The paper does not criticize directly, but earlier modeling work that Mann et al used. Mann has replied acknowledging the errors, but pointing subsequent work was not affected. This is the normal cross checking that is part of science.
Mann et al: "Smerdon et al. (2010) describe two technical errors in the model grid data used in Mann et al. (2005, 2007a). They are correct in the discovery of these errors. At the same time, we feel that they have not adequately addressed the fact that both errors did not occur in subsequent publications and that the main conclusions of Mann et al., 2007a, which supercedes Mann et al., 2005, are not impacted."
See: Mann et al: http://holocene.meteo.psu.edu/shared/articles/RMWAcomment_2010_jclim_smerdonetal.pdf
See also, Smerdon et al. (2010): http://www.ldeo.columbia.edu/~jsmerdon/papers/2010b_jclim_smerdonetal.pdf
Bishop - is it my imagination, or is there a change of tone, softer, in the RMWA response to Smerdon?
Two Penn State Related Comments
As someone who has an impressively - well maybe embarrassingly- large number of years under my belt as a Penn State student, Penn State grad student and Penn State research assistant I feel compelled to reply to two comments.
Pharos
Dr. Mann might well have discovered long forgotten Kon Tiki material at PSU. The Penn State Amateur radio club station K3CR- which is still in existence- was one of the stations that maintained short wave communication with the Kon Tiki expedition.

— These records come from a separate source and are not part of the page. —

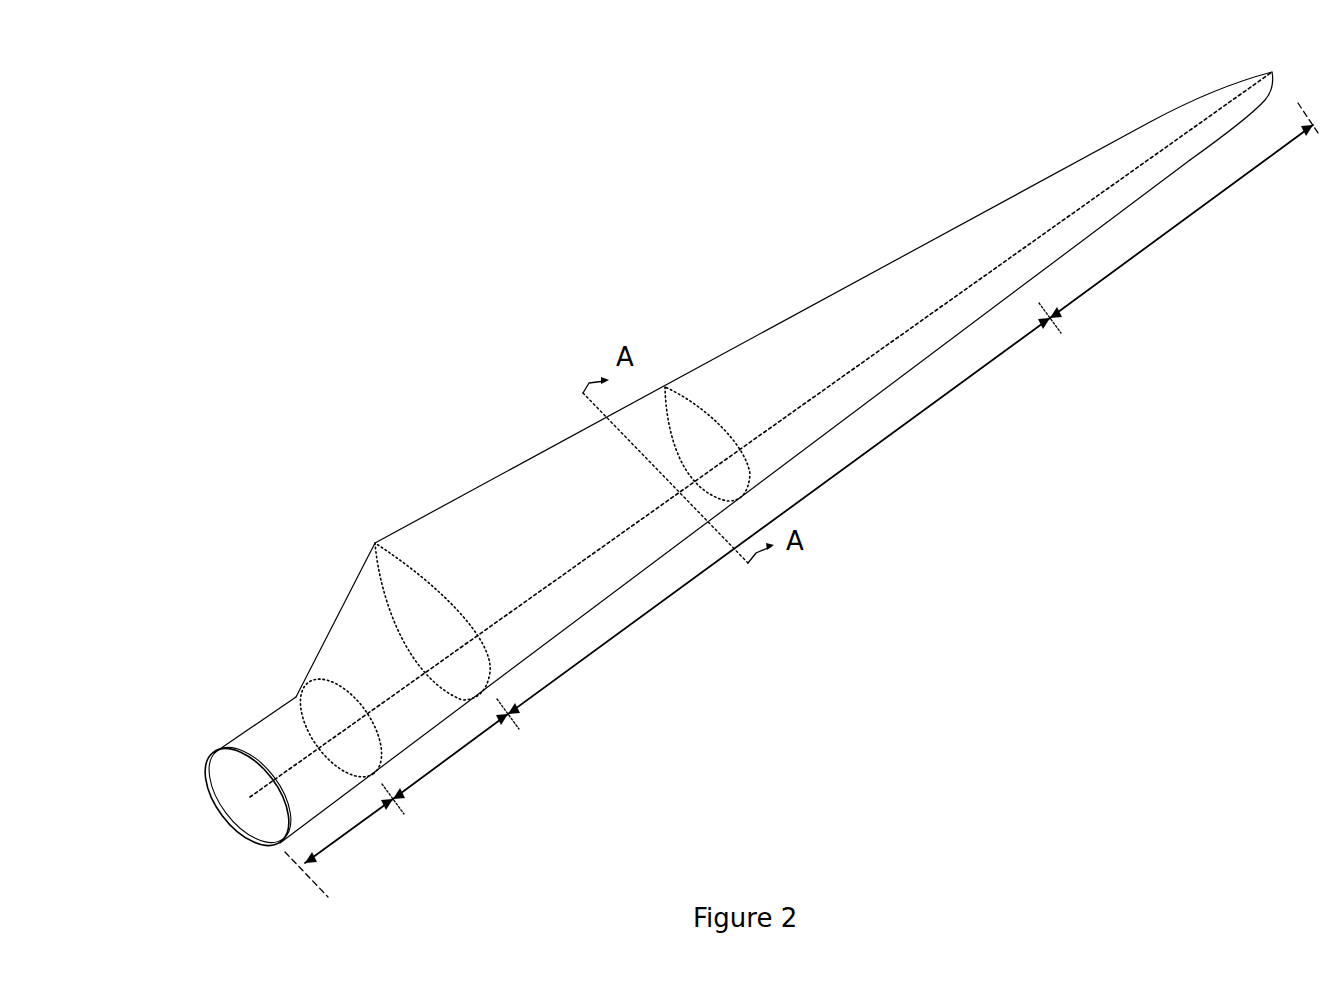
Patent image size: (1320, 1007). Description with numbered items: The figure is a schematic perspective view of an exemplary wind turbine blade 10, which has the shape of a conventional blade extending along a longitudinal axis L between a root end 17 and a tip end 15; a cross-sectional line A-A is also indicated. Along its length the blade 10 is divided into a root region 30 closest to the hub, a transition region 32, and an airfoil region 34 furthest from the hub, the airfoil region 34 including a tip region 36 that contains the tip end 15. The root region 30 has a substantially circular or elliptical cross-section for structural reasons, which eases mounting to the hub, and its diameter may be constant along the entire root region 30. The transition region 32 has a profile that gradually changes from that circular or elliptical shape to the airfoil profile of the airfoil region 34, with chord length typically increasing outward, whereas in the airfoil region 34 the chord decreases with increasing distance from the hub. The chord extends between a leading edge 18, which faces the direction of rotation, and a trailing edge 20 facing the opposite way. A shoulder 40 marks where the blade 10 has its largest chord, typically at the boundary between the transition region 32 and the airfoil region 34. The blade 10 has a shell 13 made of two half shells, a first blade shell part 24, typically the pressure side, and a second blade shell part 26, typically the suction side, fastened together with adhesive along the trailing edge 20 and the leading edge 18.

The wind turbine blade 10 is at (776, 442).
The shell 13 is at (360, 637).
The tip end 15 is at (1271, 70).
The root end 17 is at (228, 768).
The leading edge 18 is at (950, 341).
The trailing edge 20 is at (832, 297).
The first blade shell part 24 is at (226, 761).
The second blade shell part 26 is at (234, 820).
The root region 30 is at (357, 820).
The transition region 32 is at (458, 758).
The airfoil region 34 is at (830, 480).
The tip region 36 is at (1163, 238).
The shoulder 40 is at (375, 543).
The longitudinal axis L is at (251, 797).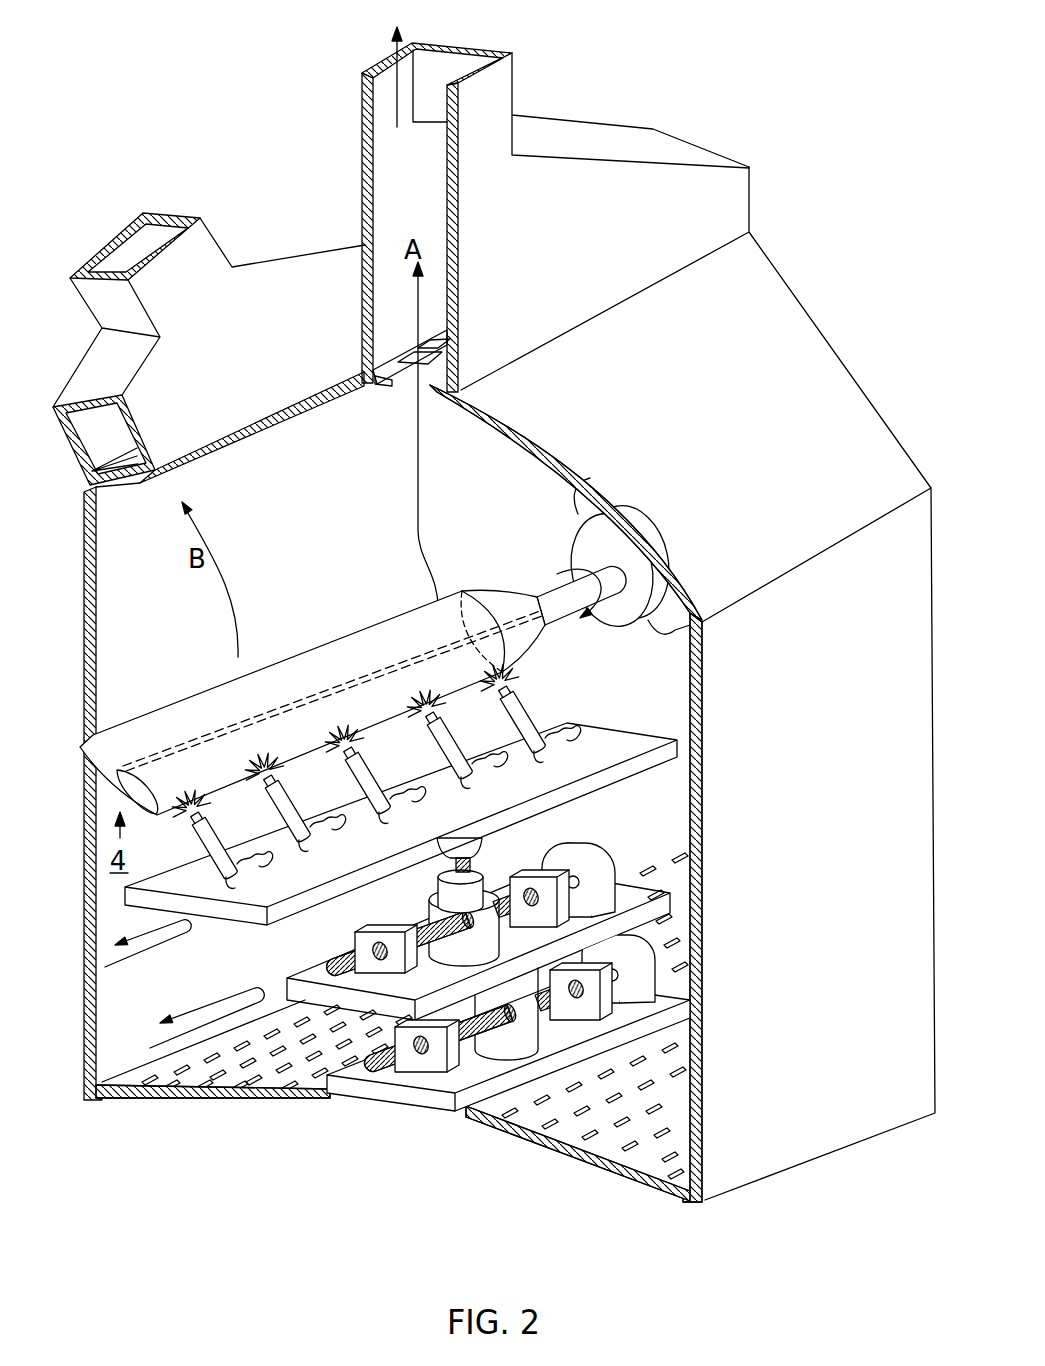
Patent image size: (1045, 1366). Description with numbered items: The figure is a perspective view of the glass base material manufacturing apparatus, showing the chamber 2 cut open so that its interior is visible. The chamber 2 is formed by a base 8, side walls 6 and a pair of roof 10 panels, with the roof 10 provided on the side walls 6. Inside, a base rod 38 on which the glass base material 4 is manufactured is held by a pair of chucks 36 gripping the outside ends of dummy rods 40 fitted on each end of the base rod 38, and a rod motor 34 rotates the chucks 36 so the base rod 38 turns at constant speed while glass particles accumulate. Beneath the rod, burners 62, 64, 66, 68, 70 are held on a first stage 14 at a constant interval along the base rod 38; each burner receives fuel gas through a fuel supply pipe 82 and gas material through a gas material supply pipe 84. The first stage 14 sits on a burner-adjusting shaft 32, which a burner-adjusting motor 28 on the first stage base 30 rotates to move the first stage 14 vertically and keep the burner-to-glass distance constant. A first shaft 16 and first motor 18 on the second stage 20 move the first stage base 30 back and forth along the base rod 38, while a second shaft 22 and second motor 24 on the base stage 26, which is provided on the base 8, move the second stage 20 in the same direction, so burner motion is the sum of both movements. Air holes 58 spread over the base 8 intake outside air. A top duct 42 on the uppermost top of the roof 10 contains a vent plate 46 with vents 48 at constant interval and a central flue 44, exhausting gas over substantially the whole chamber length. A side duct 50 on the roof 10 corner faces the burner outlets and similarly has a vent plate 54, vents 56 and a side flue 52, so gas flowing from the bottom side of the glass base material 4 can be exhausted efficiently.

The chamber 2 is at (795, 256).
The glass base material 4 is at (150, 717).
The side walls 6 is at (835, 1148).
The base 8 is at (632, 1173).
The roof 10 is at (826, 350).
The first stage 14 is at (592, 730).
The first shaft 16 is at (327, 962).
The first motor 18 is at (590, 847).
The second stage 20 is at (617, 893).
The second shaft 22 is at (362, 1095).
The second motor 24 is at (687, 928).
The base stage 26 is at (685, 1013).
The burner-adjusting motor 28 is at (474, 866).
The first stage base 30 is at (427, 913).
The burner-adjusting shaft 32 is at (472, 852).
The rod motor 34 is at (673, 627).
The chucks 36 is at (634, 527).
The base rod 38 is at (85, 823).
The dummy rods 40 is at (573, 547).
The top duct 42 is at (364, 297).
The flue 44 is at (503, 83).
The vent plate 46 is at (387, 388).
The vents 48 is at (442, 345).
The side duct 50 is at (112, 422).
The side flue 52 is at (210, 245).
The vent plate 54 is at (105, 486).
The vents 56 is at (133, 458).
The air holes 58 is at (540, 1127).
The burner 62 is at (213, 833).
The burner 64 is at (282, 793).
The burner 66 is at (366, 760).
The burner 68 is at (445, 735).
The burner 70 is at (515, 705).
The fuel supply pipe 82 is at (236, 868).
The gas material supply pipe 84 is at (238, 888).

The Club archives contain a QSL (confirmation) card sign by all the Kon Tiki expedition members.
John Blake
Penn State and the State College community does indeed have a very serious student drinking problem. The university and the town are struggling to to find ways to deal with it but it has been developing for a long time and is the result of multiple social, economic and cultural trends that are difficult to influence.
I can tell you science and engineering grad students and research assistants are rather scarce in the downtown party scene. About as scarce as good Arctic region temperature records. Extrapolation both cases produces misleading results.
This is just another example of sloppy work by Mann. What's interesting to me is that Smerdon had already published a comment about this paper. That should have prompted Mann and colleagues to double check their results. Instead they argued and now they are caught with their pants down. Arrogant and sloppy. The tone of Rutherford's comment is par for the course. Note also that Smerdon and Pollack found another unequivocal mistake by Mann in a previous publication.
Pollack, H. N., and J.E. Smerdon (2004), Borehole climate reconstructions: Spatial structure and hemispheric averages, Journal of Geophysical Research - Atmospheres, 109, D11106, doi:10.1029/2003JD004163.